Of course it takes a lot more time to upcycle and you have to pay some extra money for that. It’s still a project because we have had so many years where you could buy like three T-shirts for the price of two. Actually we didn't even want the third T-shirt, but you just take it. So this state of mind still needs to be changed. 

I'm kind of surprised that actually there's so many men and women my own age who are wanting to spend the money on my designs, because maybe I thought that I had to target a more mature group, who had the money. But actually I think that there are some young people who want to spend the money. 

M

I feel it's becoming more of an obligation now, and a responsibility. Maybe there's a little more shame and guilt around buying fast-fashion. So people actually want to be part of a trend that's for the greater good, a better purpose, for the environment. People are starting to really embody that, which is great.

MK

It’s so valuable. Some people these days just cut and paste their style, but there's an underground of people wanting to be different.

M

There's so much confidence in that as well, wearing something that's one-off, that's one unique piece and no one else has got that piece. What are the challenges you are facing at the moment with your supply chain through to your design making and getting it to the consumer, from an environmental and from a business point of view?

K

Well, I feel like the problems that I'm facing right now may be that I'm just me doing it all. Being able to keep up with everything. Making and doing the orders, but still wanting to create new pieces and new designs.

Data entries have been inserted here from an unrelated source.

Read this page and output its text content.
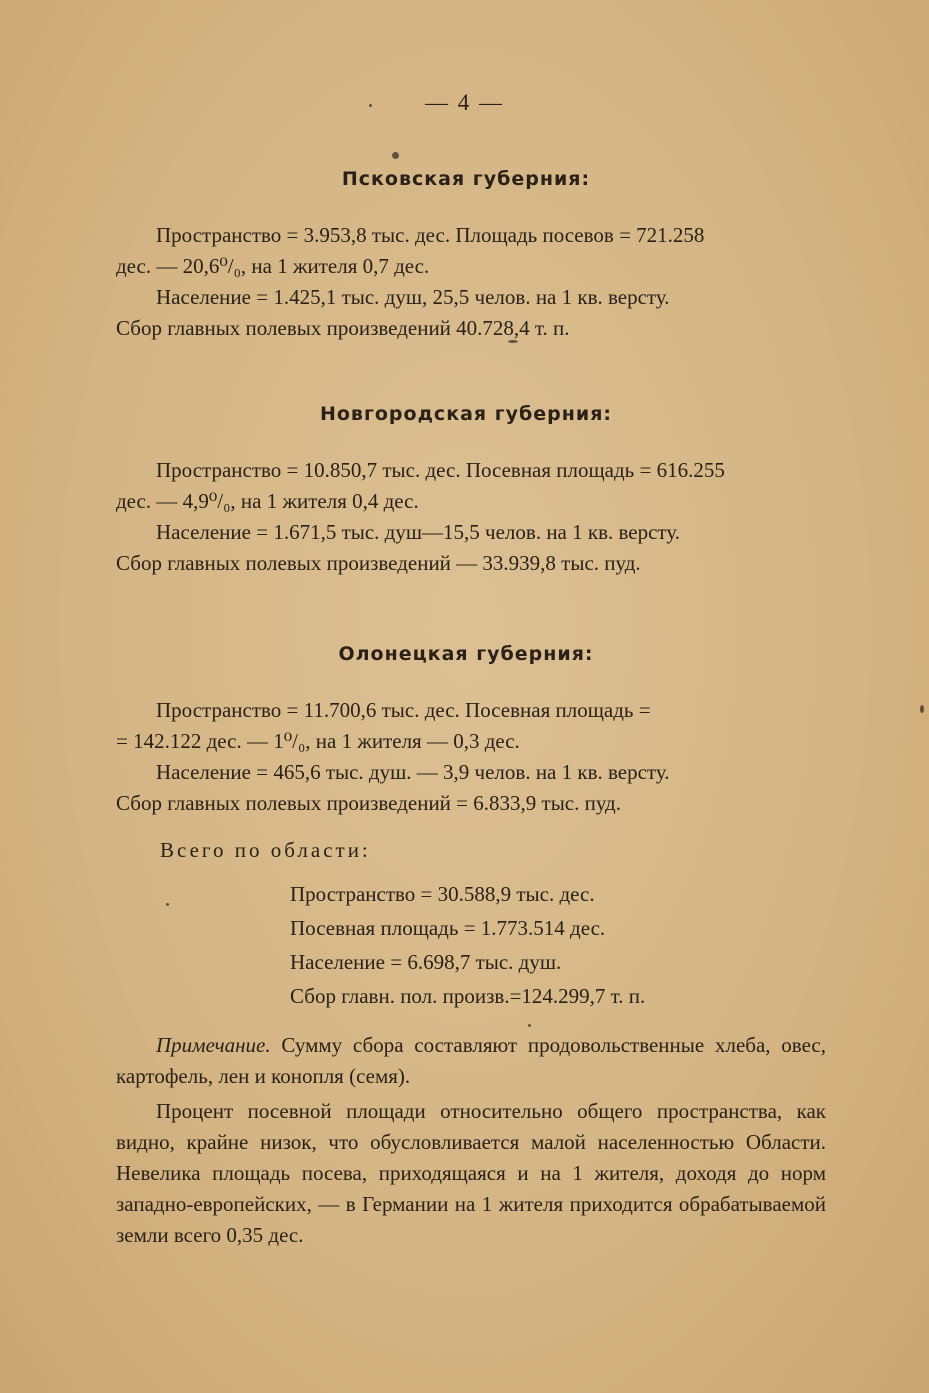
— 4 —
Псковская губерния:

Пространство = 3.953,8 тыс. дес. Площадь посевов = 721.258
дес. — 20,6⁰/₀, на 1 жителя 0,7 дес.

Население = 1.425,1 тыс. душ, 25,5 челов. на 1 кв. версту.
Сбор главных полевых произведений 40.728,4 т. п.

Новгородская губерния:

Пространство = 10.850,7 тыс. дес. Посевная площадь = 616.255
дес. — 4,9⁰/₀, на 1 жителя 0,4 дес.

Население = 1.671,5 тыс. душ—15,5 челов. на 1 кв. версту.
Сбор главных полевых произведений — 33.939,8 тыс. пуд.

Олонецкая губерния:

Пространство = 11.700,6 тыс. дес. Посевная площадь =
= 142.122 дес. — 1⁰/₀, на 1 жителя — 0,3 дес.

Население = 465,6 тыс. душ. — 3,9 челов. на 1 кв. версту.
Сбор главных полевых произведений = 6.833,9 тыс. пуд.

Всего по области:

Пространство = 30.588,9 тыс. дес.
Посевная площадь = 1.773.514 дес.
Население = 6.698,7 тыс. душ.
Сбор главн. пол. произв.=124.299,7 т. п.

Примечание. Сумму сбора составляют продовольственные хлеба, овес, картофель, лен и конопля (семя).

Процент посевной площади относительно общего пространства, как видно, крайне низок, что обусловливается малой населенностью Области. Невелика площадь посева, приходящаяся и на 1 жителя, доходя до норм западно-европейских, — в Германии на 1 жителя приходится обрабатываемой земли всего 0,35 дес.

So right now I have to think in some other ways to do it. I love that everything is one-of-a-kind, that also gives me energy every time I'm making the piece. But in a way I can, I could, I should start thinking a bit smarter. I have to think of ways to do unique pieces, but a little bit faster.

M

I mean, you could always put your prices up to make the profit.

K

Exactly, but maybe I will lose some customers as well.

M

And it kind of goes against pushing forward the movement.

MK

I think that's where we come in. Copenhagen is such a model for the rest of the fashion industry because there's so many independent designers and we're trying to amplify these voices, get them collected into one place of only sustainable, only circular, aesthetic pieces. So people around the world can see this, and your brand grows with the community together. You said that you just started a year ago or something, after the pandemic. During the pandemic, a lot of people woke up, they started upcycling at home and started DIY because there was nowhere to shop. This started getting people thinking, and so now is the perfect time for this to just grow, grow, grow. Grow the support and band together as a community, spread the word and then you can upscale from there. 

K

Yeah it makes sense. I really like the thought of all my customers, when they choose to buy something from me, they choose not to buy it from these super commercial companies.

M

Which is also great because that means they can start changing their ways!

K

It's such a nice way to put it actually! Because this is such a small scale, right? Sometimes I feel like “Man, it's not a big change that I'm making right now. I would love to do bigger changes,” But actually, it is a big change because when we are many people pushing in that direction, it's gonna create change.

M

What message would you convey to up and coming designers in the fashion industry or current designers?

K

Well, I think some of the things we just talked about. To really keep on going. Push it in that direction that you really wanna go ethically.  It's kind of a difficult question… I would love to say something super like spot on… but man, yeah, just go, keep going! 

M

Thank you so much for your time. We really enjoyed this and coming into the studio and seeing what you create is really inspiring.

MK

Thank you so much! Love the philosophy behind it, love the creativity. Can't wait to see more, more, more, more. 

K

Thank you! I can't wait to see more from you as well. Such a nice project.